The divorce rate is rising for older couples. This is important because getting a divorce close to retirement may raise certain financial issues. However, there are several things that older spouses in Texas can do to protect themselves financially.
For starters, divorcing spouses should create a list of assets before meeting with an attorney. This list should include any inheritances and whether the funds have been mingled with marital assets in any way. Couples might also want to make a list of all employers for both spouses. This can help in researching whether there are any pensions, stock options or similar assets that they have forgotten about.
If one person is going to pay alimony to the other, they should discuss how a potential issue such as disability or job loss will affect those payments. Life insurance policies that cover this should be reviewed carefully. A soon-to-be ex might ask for a lump sum instead of monthly payments to avoid this uncertainty. If a marriage lasts more than 10 years, the lower-earning ex might be able to collect on the Social Security benefits of a higher-earning spouse. In addition, it's important to update beneficiaries on all accounts and change titles to remove the spouse who is no longer the property owner.
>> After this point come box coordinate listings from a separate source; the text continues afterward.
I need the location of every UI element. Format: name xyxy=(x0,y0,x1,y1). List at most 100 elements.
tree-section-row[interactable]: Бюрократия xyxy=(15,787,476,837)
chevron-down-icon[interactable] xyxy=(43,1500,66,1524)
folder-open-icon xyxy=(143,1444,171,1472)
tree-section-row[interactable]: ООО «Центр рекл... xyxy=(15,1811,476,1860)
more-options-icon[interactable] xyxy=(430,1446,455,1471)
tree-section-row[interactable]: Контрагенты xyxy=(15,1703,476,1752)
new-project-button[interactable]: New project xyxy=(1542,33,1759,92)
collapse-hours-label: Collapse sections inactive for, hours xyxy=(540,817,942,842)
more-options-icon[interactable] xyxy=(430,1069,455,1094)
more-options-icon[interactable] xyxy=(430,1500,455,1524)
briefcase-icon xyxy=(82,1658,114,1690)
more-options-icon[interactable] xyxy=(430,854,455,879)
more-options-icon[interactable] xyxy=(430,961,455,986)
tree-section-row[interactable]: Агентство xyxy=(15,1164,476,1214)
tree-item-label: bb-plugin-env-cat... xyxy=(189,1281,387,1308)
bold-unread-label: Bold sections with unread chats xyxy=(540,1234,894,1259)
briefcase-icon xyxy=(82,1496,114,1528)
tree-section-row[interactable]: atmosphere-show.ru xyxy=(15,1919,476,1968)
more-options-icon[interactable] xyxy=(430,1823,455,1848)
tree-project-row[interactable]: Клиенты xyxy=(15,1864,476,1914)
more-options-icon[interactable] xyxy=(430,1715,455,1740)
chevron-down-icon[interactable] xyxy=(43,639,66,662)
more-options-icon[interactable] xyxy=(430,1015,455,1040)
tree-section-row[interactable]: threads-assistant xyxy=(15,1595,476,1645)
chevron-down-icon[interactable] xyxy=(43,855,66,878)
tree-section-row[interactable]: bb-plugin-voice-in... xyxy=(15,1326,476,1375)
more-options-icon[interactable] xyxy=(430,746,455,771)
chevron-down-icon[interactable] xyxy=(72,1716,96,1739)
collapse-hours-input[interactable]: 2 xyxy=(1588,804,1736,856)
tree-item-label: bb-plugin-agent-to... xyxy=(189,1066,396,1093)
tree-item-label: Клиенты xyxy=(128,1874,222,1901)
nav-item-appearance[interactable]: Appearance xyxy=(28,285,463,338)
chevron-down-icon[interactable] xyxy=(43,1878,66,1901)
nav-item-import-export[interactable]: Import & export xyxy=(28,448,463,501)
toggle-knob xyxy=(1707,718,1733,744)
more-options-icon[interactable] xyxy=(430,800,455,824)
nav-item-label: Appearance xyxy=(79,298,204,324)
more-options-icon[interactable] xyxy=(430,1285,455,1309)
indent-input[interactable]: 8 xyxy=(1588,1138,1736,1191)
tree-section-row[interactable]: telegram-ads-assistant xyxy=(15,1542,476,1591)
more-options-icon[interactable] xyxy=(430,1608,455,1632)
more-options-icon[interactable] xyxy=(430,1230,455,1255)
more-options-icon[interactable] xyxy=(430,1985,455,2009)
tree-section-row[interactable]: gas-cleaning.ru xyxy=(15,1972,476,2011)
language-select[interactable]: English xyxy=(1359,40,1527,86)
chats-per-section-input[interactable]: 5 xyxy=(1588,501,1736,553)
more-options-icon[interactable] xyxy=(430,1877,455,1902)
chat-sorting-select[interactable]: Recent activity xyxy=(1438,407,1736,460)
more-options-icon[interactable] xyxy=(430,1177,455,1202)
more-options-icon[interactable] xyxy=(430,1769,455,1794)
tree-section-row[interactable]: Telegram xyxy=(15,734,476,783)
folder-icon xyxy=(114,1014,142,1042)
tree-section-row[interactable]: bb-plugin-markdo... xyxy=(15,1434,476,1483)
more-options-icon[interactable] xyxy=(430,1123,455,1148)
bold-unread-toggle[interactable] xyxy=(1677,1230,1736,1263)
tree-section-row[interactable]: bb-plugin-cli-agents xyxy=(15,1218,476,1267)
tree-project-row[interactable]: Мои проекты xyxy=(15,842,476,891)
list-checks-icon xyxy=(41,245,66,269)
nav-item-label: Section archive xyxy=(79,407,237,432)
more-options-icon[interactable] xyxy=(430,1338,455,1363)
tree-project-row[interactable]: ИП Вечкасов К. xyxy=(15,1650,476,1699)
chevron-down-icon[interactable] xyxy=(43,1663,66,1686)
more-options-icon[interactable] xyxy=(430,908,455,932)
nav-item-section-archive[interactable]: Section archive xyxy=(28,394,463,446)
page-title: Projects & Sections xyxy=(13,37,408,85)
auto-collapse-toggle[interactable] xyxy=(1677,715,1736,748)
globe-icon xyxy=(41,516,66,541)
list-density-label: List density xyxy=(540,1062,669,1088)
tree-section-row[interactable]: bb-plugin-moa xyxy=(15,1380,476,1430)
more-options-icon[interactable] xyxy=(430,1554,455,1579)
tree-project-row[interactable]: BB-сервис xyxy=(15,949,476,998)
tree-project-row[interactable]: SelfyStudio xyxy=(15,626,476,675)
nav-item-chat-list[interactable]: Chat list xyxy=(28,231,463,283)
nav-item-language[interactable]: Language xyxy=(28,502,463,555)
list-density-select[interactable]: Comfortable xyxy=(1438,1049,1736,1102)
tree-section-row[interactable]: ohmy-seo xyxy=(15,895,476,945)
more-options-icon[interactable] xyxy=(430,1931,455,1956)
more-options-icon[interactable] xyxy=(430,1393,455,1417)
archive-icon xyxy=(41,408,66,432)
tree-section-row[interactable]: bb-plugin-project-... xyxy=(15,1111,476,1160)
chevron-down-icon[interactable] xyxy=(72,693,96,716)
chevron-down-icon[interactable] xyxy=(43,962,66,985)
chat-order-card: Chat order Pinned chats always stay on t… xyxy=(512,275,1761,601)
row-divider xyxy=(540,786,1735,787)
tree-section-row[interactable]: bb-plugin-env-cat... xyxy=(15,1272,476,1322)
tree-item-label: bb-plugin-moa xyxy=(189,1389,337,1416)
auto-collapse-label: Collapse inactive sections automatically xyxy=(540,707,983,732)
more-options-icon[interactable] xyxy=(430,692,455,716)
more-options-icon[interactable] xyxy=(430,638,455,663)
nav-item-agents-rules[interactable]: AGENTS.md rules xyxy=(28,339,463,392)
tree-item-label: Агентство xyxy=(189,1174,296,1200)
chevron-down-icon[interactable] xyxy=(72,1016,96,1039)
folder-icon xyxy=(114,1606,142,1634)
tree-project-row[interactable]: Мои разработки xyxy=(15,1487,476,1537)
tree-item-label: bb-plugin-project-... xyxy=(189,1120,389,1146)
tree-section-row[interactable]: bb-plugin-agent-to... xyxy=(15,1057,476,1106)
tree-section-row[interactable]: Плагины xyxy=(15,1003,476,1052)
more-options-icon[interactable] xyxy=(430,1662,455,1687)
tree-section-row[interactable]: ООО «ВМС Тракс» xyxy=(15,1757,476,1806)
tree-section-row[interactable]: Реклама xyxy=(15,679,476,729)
In a community property state like Texas, most debts and assets acquired after the marriage will be considered marital property. While those assets should be divided equally, this does not necessarily mean the couple must divide everything 50/50. The couple may be able to negotiate a solution that works for both of them. For example, one spouse could keep the home while the other keeps a bank account. Attorneys could help a couple through the negotiation process.